Pour réduire la durée et le coût des évaluations, le collège a eu recours à la technologie de détection et de télémétrie par ondes lumineuses ou LiDAR (Light Detection and Ranging). On utilise ainsi la lumière sous la forme d’un laser à balayage pour mesurer la vitesse et la direction du vent, ainsi que la turbulence de l’air. Grâce au financement de la FCI, le collège a acquis le premier appareil LiDAR des Territoires du Nord-Ouest.

Les LiDAR étant mobiles, ils se déploient beaucoup plus rapidement que les tours météorologiques traditionnelles. « Un appareil LiDAR pèse environ 80 kilos, au lieu des milliers de kilos d’une tour, et il arrive sur une palette entièrement fermée qui peut être déployée à l’arrière d’un camion, explique M. Gall. Nous le transportons simplement à l’endroit choisi. À deux, nous avons mis trois heures à installer le LiDAR, alors qu’il a fallu une semaine à toute une équipe avec de l’équipement lourd pour monter une tour. »

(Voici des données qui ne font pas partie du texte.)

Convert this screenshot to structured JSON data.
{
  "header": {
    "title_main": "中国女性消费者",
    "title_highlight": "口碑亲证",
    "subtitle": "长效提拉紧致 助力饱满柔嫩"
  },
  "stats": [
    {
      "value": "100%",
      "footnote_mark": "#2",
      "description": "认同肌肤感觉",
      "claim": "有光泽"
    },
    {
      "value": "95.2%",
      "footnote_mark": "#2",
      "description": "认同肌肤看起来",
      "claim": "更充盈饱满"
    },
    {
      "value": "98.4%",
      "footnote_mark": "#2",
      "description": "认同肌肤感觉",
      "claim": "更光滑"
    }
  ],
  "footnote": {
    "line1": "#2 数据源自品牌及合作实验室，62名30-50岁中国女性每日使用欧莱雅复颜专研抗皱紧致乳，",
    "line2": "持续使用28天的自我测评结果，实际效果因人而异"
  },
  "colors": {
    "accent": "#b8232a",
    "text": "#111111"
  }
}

Grâce à son efficacité supérieure, la technologie LiDAR montre plus clairement les endroits propices à la production d’énergie éolienne

Les chercheurs et chercheuses du Collège Aurora ont d’abord placé le LiDAR à côté d’une tour pour en comparer la fiabilité, la consommation d’énergie et l’entretien. Une fois obtenue la confirmation que le LiDar pouvait faire le travail d’une tour plus efficacement, cette dernière a été remplacée par le LiDAR. L’institut dispose désormais d’un deuxième LiDAR, ce qui lui permet de couvrir un plus grand nombre de sites. « Pour déterminer l’emplacement d’un parc éolien, il est utile d’évaluer plusieurs sites, explique M. Gall. Nous pouvons installer un LiDAR au sommet d’une colline et un autre dans une vallée, de manière à obtenir des données plus précises pour l’aménagement potentiel du parc. »

Un appareil de la taille d’une glacière de camping est posé sur une palette en bois surélevée dans un champ d’herbe basse encerclé d’une forêt de petits conifères à l’arrière-plan.

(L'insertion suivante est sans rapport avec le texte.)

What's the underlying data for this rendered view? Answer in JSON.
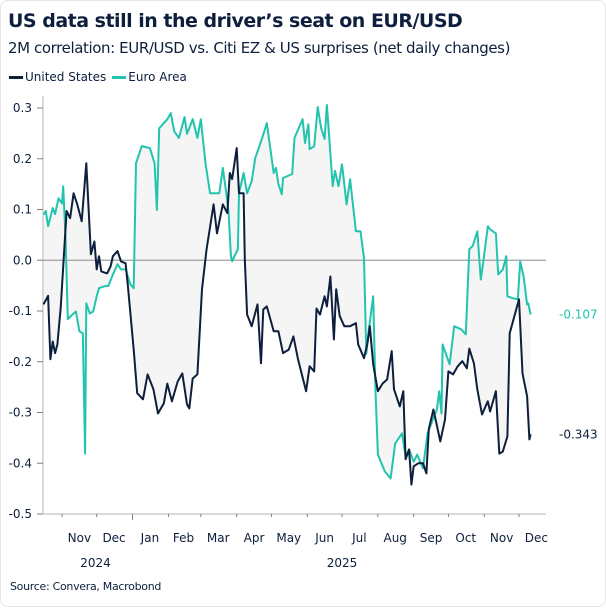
{
  "title": "US data still in the driver’s seat on EUR/USD",
  "subtitle": "2M correlation: EUR/USD vs. Citi EZ & US surprises (net daily changes)",
  "source": "Source: Convera, Macrobond",
  "chart_data": {
    "type": "line",
    "title": "US data still in the driver’s seat on EUR/USD",
    "subtitle": "2M correlation: EUR/USD vs. Citi EZ & US surprises (net daily changes)",
    "ylim": [
      -0.5,
      0.3
    ],
    "yticks": [
      "0.3",
      "0.2",
      "0.1",
      "0.0",
      "-0.1",
      "-0.2",
      "-0.3",
      "-0.4",
      "-0.5"
    ],
    "xticks": [
      {
        "label": "Nov",
        "mid": "2024-11-16"
      },
      {
        "label": "Dec",
        "mid": "2024-12-16"
      },
      {
        "label": "Jan",
        "mid": "2025-01-16"
      },
      {
        "label": "Feb",
        "mid": "2025-02-14"
      },
      {
        "label": "Mar",
        "mid": "2025-03-16"
      },
      {
        "label": "Apr",
        "mid": "2025-04-16"
      },
      {
        "label": "May",
        "mid": "2025-05-16"
      },
      {
        "label": "Jun",
        "mid": "2025-06-16"
      },
      {
        "label": "Jul",
        "mid": "2025-07-16"
      },
      {
        "label": "Aug",
        "mid": "2025-08-16"
      },
      {
        "label": "Sep",
        "mid": "2025-09-16"
      },
      {
        "label": "Oct",
        "mid": "2025-10-16"
      },
      {
        "label": "Nov",
        "mid": "2025-11-16"
      },
      {
        "label": "Dec",
        "mid": "2025-12-16"
      }
    ],
    "year_labels": [
      {
        "label": "2024",
        "mid": "2024-11-30"
      },
      {
        "label": "2025",
        "mid": "2025-07-01"
      }
    ],
    "zero_line": true,
    "grid": false,
    "legend_placement": "top-left",
    "shading_between_series": "#f5f5f5",
    "series": [
      {
        "name": "United States",
        "color": "#0d1f3c",
        "last_label": "-0.343",
        "points": [
          [
            "2024-10-16",
            -0.087
          ],
          [
            "2024-10-20",
            -0.07
          ],
          [
            "2024-10-22",
            -0.195
          ],
          [
            "2024-10-24",
            -0.16
          ],
          [
            "2024-10-26",
            -0.183
          ],
          [
            "2024-10-28",
            -0.166
          ],
          [
            "2024-10-31",
            -0.091
          ],
          [
            "2024-11-05",
            0.097
          ],
          [
            "2024-11-08",
            0.083
          ],
          [
            "2024-11-11",
            0.132
          ],
          [
            "2024-11-14",
            0.112
          ],
          [
            "2024-11-18",
            0.077
          ],
          [
            "2024-11-22",
            0.191
          ],
          [
            "2024-11-26",
            0.012
          ],
          [
            "2024-11-29",
            0.037
          ],
          [
            "2024-12-01",
            -0.018
          ],
          [
            "2024-12-03",
            0.008
          ],
          [
            "2024-12-05",
            -0.022
          ],
          [
            "2024-12-10",
            -0.026
          ],
          [
            "2024-12-13",
            -0.012
          ],
          [
            "2024-12-15",
            0.008
          ],
          [
            "2024-12-19",
            0.018
          ],
          [
            "2024-12-22",
            -0.002
          ],
          [
            "2024-12-26",
            -0.006
          ],
          [
            "2024-12-28",
            -0.051
          ],
          [
            "2025-01-02",
            -0.176
          ],
          [
            "2025-01-05",
            -0.262
          ],
          [
            "2025-01-10",
            -0.274
          ],
          [
            "2025-01-14",
            -0.225
          ],
          [
            "2025-01-19",
            -0.254
          ],
          [
            "2025-01-23",
            -0.302
          ],
          [
            "2025-01-28",
            -0.282
          ],
          [
            "2025-01-31",
            -0.243
          ],
          [
            "2025-02-04",
            -0.278
          ],
          [
            "2025-02-09",
            -0.239
          ],
          [
            "2025-02-13",
            -0.223
          ],
          [
            "2025-02-17",
            -0.284
          ],
          [
            "2025-02-19",
            -0.292
          ],
          [
            "2025-02-22",
            -0.233
          ],
          [
            "2025-02-26",
            -0.225
          ],
          [
            "2025-03-02",
            -0.057
          ],
          [
            "2025-03-06",
            0.022
          ],
          [
            "2025-03-12",
            0.11
          ],
          [
            "2025-03-15",
            0.053
          ],
          [
            "2025-03-20",
            0.11
          ],
          [
            "2025-03-24",
            0.093
          ],
          [
            "2025-03-26",
            0.172
          ],
          [
            "2025-03-28",
            0.16
          ],
          [
            "2025-04-01",
            0.221
          ],
          [
            "2025-04-03",
            0.132
          ],
          [
            "2025-04-07",
            0.132
          ],
          [
            "2025-04-08",
            0.002
          ],
          [
            "2025-04-10",
            -0.107
          ],
          [
            "2025-04-14",
            -0.13
          ],
          [
            "2025-04-19",
            -0.087
          ],
          [
            "2025-04-22",
            -0.203
          ],
          [
            "2025-04-24",
            -0.097
          ],
          [
            "2025-04-27",
            -0.091
          ],
          [
            "2025-05-03",
            -0.14
          ],
          [
            "2025-05-07",
            -0.14
          ],
          [
            "2025-05-11",
            -0.183
          ],
          [
            "2025-05-16",
            -0.176
          ],
          [
            "2025-05-20",
            -0.15
          ],
          [
            "2025-05-24",
            -0.195
          ],
          [
            "2025-05-31",
            -0.258
          ],
          [
            "2025-06-03",
            -0.209
          ],
          [
            "2025-06-07",
            -0.219
          ],
          [
            "2025-06-09",
            -0.095
          ],
          [
            "2025-06-12",
            -0.107
          ],
          [
            "2025-06-16",
            -0.071
          ],
          [
            "2025-06-18",
            -0.091
          ],
          [
            "2025-06-21",
            -0.032
          ],
          [
            "2025-06-24",
            -0.156
          ],
          [
            "2025-06-26",
            -0.057
          ],
          [
            "2025-06-29",
            -0.11
          ],
          [
            "2025-07-03",
            -0.13
          ],
          [
            "2025-07-08",
            -0.13
          ],
          [
            "2025-07-13",
            -0.124
          ],
          [
            "2025-07-15",
            -0.166
          ],
          [
            "2025-07-20",
            -0.193
          ],
          [
            "2025-07-23",
            -0.164
          ],
          [
            "2025-07-25",
            -0.13
          ],
          [
            "2025-07-28",
            -0.205
          ],
          [
            "2025-08-01",
            -0.258
          ],
          [
            "2025-08-05",
            -0.243
          ],
          [
            "2025-08-09",
            -0.235
          ],
          [
            "2025-08-13",
            -0.179
          ],
          [
            "2025-08-15",
            -0.254
          ],
          [
            "2025-08-20",
            -0.288
          ],
          [
            "2025-08-23",
            -0.258
          ],
          [
            "2025-08-25",
            -0.392
          ],
          [
            "2025-08-28",
            -0.373
          ],
          [
            "2025-08-30",
            -0.442
          ],
          [
            "2025-09-01",
            -0.406
          ],
          [
            "2025-09-05",
            -0.4
          ],
          [
            "2025-09-09",
            -0.4
          ],
          [
            "2025-09-12",
            -0.42
          ],
          [
            "2025-09-14",
            -0.333
          ],
          [
            "2025-09-18",
            -0.294
          ],
          [
            "2025-09-24",
            -0.357
          ],
          [
            "2025-09-28",
            -0.314
          ],
          [
            "2025-10-01",
            -0.219
          ],
          [
            "2025-10-05",
            -0.225
          ],
          [
            "2025-10-09",
            -0.209
          ],
          [
            "2025-10-13",
            -0.199
          ],
          [
            "2025-10-17",
            -0.213
          ],
          [
            "2025-10-19",
            -0.174
          ],
          [
            "2025-10-23",
            -0.203
          ],
          [
            "2025-10-26",
            -0.254
          ],
          [
            "2025-10-30",
            -0.304
          ],
          [
            "2025-11-04",
            -0.278
          ],
          [
            "2025-11-06",
            -0.298
          ],
          [
            "2025-11-11",
            -0.258
          ],
          [
            "2025-11-14",
            -0.381
          ],
          [
            "2025-11-17",
            -0.377
          ],
          [
            "2025-11-21",
            -0.347
          ],
          [
            "2025-11-23",
            -0.144
          ],
          [
            "2025-12-01",
            -0.077
          ],
          [
            "2025-12-04",
            -0.223
          ],
          [
            "2025-12-08",
            -0.268
          ],
          [
            "2025-12-10",
            -0.353
          ],
          [
            "2025-12-11",
            -0.343
          ]
        ]
      },
      {
        "name": "Euro Area",
        "color": "#22c4ae",
        "last_label": "-0.107",
        "points": [
          [
            "2024-10-16",
            0.09
          ],
          [
            "2024-10-18",
            0.097
          ],
          [
            "2024-10-20",
            0.067
          ],
          [
            "2024-10-24",
            0.103
          ],
          [
            "2024-10-26",
            0.091
          ],
          [
            "2024-10-29",
            0.122
          ],
          [
            "2024-11-01",
            0.112
          ],
          [
            "2024-11-02",
            0.146
          ],
          [
            "2024-11-04",
            0.047
          ],
          [
            "2024-11-06",
            -0.116
          ],
          [
            "2024-11-10",
            -0.107
          ],
          [
            "2024-11-13",
            -0.101
          ],
          [
            "2024-11-16",
            -0.14
          ],
          [
            "2024-11-19",
            -0.144
          ],
          [
            "2024-11-21",
            -0.381
          ],
          [
            "2024-11-22",
            -0.085
          ],
          [
            "2024-11-25",
            -0.105
          ],
          [
            "2024-11-28",
            -0.101
          ],
          [
            "2024-12-01",
            -0.071
          ],
          [
            "2024-12-03",
            -0.055
          ],
          [
            "2024-12-08",
            -0.051
          ],
          [
            "2024-12-11",
            -0.051
          ],
          [
            "2024-12-15",
            -0.028
          ],
          [
            "2024-12-19",
            -0.008
          ],
          [
            "2024-12-22",
            -0.018
          ],
          [
            "2024-12-26",
            -0.018
          ],
          [
            "2024-12-30",
            -0.047
          ],
          [
            "2025-01-02",
            -0.055
          ],
          [
            "2025-01-04",
            0.191
          ],
          [
            "2025-01-09",
            0.225
          ],
          [
            "2025-01-16",
            0.221
          ],
          [
            "2025-01-20",
            0.191
          ],
          [
            "2025-01-22",
            0.099
          ],
          [
            "2025-01-24",
            0.26
          ],
          [
            "2025-01-31",
            0.278
          ],
          [
            "2025-02-03",
            0.29
          ],
          [
            "2025-02-06",
            0.254
          ],
          [
            "2025-02-10",
            0.241
          ],
          [
            "2025-02-15",
            0.282
          ],
          [
            "2025-02-17",
            0.249
          ],
          [
            "2025-02-22",
            0.278
          ],
          [
            "2025-02-26",
            0.241
          ],
          [
            "2025-03-01",
            0.278
          ],
          [
            "2025-03-05",
            0.191
          ],
          [
            "2025-03-09",
            0.132
          ],
          [
            "2025-03-13",
            0.132
          ],
          [
            "2025-03-17",
            0.132
          ],
          [
            "2025-03-20",
            0.182
          ],
          [
            "2025-03-23",
            0.132
          ],
          [
            "2025-03-25",
            0.093
          ],
          [
            "2025-03-27",
            0.008
          ],
          [
            "2025-03-28",
            -0.002
          ],
          [
            "2025-04-02",
            0.022
          ],
          [
            "2025-04-03",
            0.132
          ],
          [
            "2025-04-07",
            0.172
          ],
          [
            "2025-04-10",
            0.132
          ],
          [
            "2025-04-14",
            0.156
          ],
          [
            "2025-04-17",
            0.201
          ],
          [
            "2025-04-23",
            0.241
          ],
          [
            "2025-04-27",
            0.27
          ],
          [
            "2025-05-03",
            0.172
          ],
          [
            "2025-05-05",
            0.182
          ],
          [
            "2025-05-07",
            0.15
          ],
          [
            "2025-05-10",
            0.13
          ],
          [
            "2025-05-11",
            0.162
          ],
          [
            "2025-05-19",
            0.17
          ],
          [
            "2025-05-21",
            0.241
          ],
          [
            "2025-05-28",
            0.278
          ],
          [
            "2025-05-30",
            0.231
          ],
          [
            "2025-06-02",
            0.268
          ],
          [
            "2025-06-03",
            0.219
          ],
          [
            "2025-06-07",
            0.225
          ],
          [
            "2025-06-10",
            0.302
          ],
          [
            "2025-06-13",
            0.26
          ],
          [
            "2025-06-16",
            0.239
          ],
          [
            "2025-06-18",
            0.306
          ],
          [
            "2025-06-23",
            0.146
          ],
          [
            "2025-06-25",
            0.176
          ],
          [
            "2025-06-28",
            0.146
          ],
          [
            "2025-07-01",
            0.189
          ],
          [
            "2025-07-05",
            0.11
          ],
          [
            "2025-07-08",
            0.16
          ],
          [
            "2025-07-13",
            0.057
          ],
          [
            "2025-07-17",
            0.057
          ],
          [
            "2025-07-20",
            0.004
          ],
          [
            "2025-07-22",
            -0.184
          ],
          [
            "2025-07-24",
            -0.14
          ],
          [
            "2025-07-28",
            -0.071
          ],
          [
            "2025-07-30",
            -0.258
          ],
          [
            "2025-08-01",
            -0.383
          ],
          [
            "2025-08-07",
            -0.416
          ],
          [
            "2025-08-12",
            -0.43
          ],
          [
            "2025-08-16",
            -0.361
          ],
          [
            "2025-08-22",
            -0.341
          ],
          [
            "2025-08-25",
            -0.387
          ],
          [
            "2025-08-28",
            -0.373
          ],
          [
            "2025-09-01",
            -0.397
          ],
          [
            "2025-09-04",
            -0.383
          ],
          [
            "2025-09-09",
            -0.41
          ],
          [
            "2025-09-13",
            -0.341
          ],
          [
            "2025-09-17",
            -0.317
          ],
          [
            "2025-09-21",
            -0.294
          ],
          [
            "2025-09-23",
            -0.258
          ],
          [
            "2025-09-25",
            -0.302
          ],
          [
            "2025-09-26",
            -0.166
          ],
          [
            "2025-10-02",
            -0.205
          ],
          [
            "2025-10-06",
            -0.13
          ],
          [
            "2025-10-12",
            -0.136
          ],
          [
            "2025-10-16",
            -0.146
          ],
          [
            "2025-10-19",
            0.022
          ],
          [
            "2025-10-22",
            0.028
          ],
          [
            "2025-10-26",
            0.057
          ],
          [
            "2025-10-29",
            -0.038
          ],
          [
            "2025-10-31",
            -0.006
          ],
          [
            "2025-11-04",
            0.067
          ],
          [
            "2025-11-06",
            0.061
          ],
          [
            "2025-11-11",
            0.053
          ],
          [
            "2025-11-13",
            -0.028
          ],
          [
            "2025-11-17",
            -0.018
          ],
          [
            "2025-11-20",
            0.008
          ],
          [
            "2025-11-21",
            -0.071
          ],
          [
            "2025-11-26",
            -0.075
          ],
          [
            "2025-11-30",
            -0.077
          ],
          [
            "2025-12-02",
            -0.002
          ],
          [
            "2025-12-05",
            -0.032
          ],
          [
            "2025-12-08",
            -0.087
          ],
          [
            "2025-12-09",
            -0.085
          ],
          [
            "2025-12-11",
            -0.107
          ]
        ]
      }
    ]
  }
}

Un plus grand nombre de sites signifie un plus grand nombre de données, ce qui permet de dresser un tableau plus complet. « Nous obtenons ainsi un degré de certitude supérieur quant à l’intégration de l’éolien, précise M. Gall. Nous pouvons dresser une carte des ressources par rapport à un endroit où une turbine pourrait être installée. »

De plus, le LiDAR mesure des éléments comme la vitesse et la direction du vent jusqu’à 200 mètres d’altitude, alors que les tours les détectent jusqu’à 60 mètres seulement. Tout cela aide à réduire les incertitudes. Selon M. Gall, c’est là que le LiDAR prouvera sa valeur, car une différence de deux à trois pour cent en degré de certitude grâce à l’augmentation des données peut représenter une différence de plusieurs millions de dollars.

« Ces données sont très précieuses », reconnaît Grant Sullivan, président de Nihtat Energy Ltd, une entreprise du Nord détenue et exploitée par des Autochtones qui se consacre au développement et à l’exploitation de projets d’efficacité énergétique et d’énergies de remplacement propres. « Bien des vendeurs ne vous vendront même pas d’éolienne si vous n’avez pas les données nécessaires à l’appui. Le LiDAR est très précis, plus qu’une tour ».

Nihtat a des projets solaires dans le Nord, mais « la saison solaire s’étend de mars à septembre, lorsque notre consommation d’électricité est la plus faible, souligne M. Sullivan. L’hiver est une saison de forte demande. Le solaire ne permet pas d’alimenter le réseau en énergie renouvelable pour l’hiver; c’est là qu’intervient l’éolien. Il doit y avoir une correspondance dans le temps entre le besoin d’énergie renouvelable et sa production. »

La recherche du Collège Aurora sur le LiDAR aidera des entreprises comme Nihtat à mieux comprendre le vent comme source d’énergie pour les communautés nordiques ou éloignées. « Nous espérons que nos travaux suffiront à accélérer l’avènement de nouveaux projets », conclut Patrick Gall.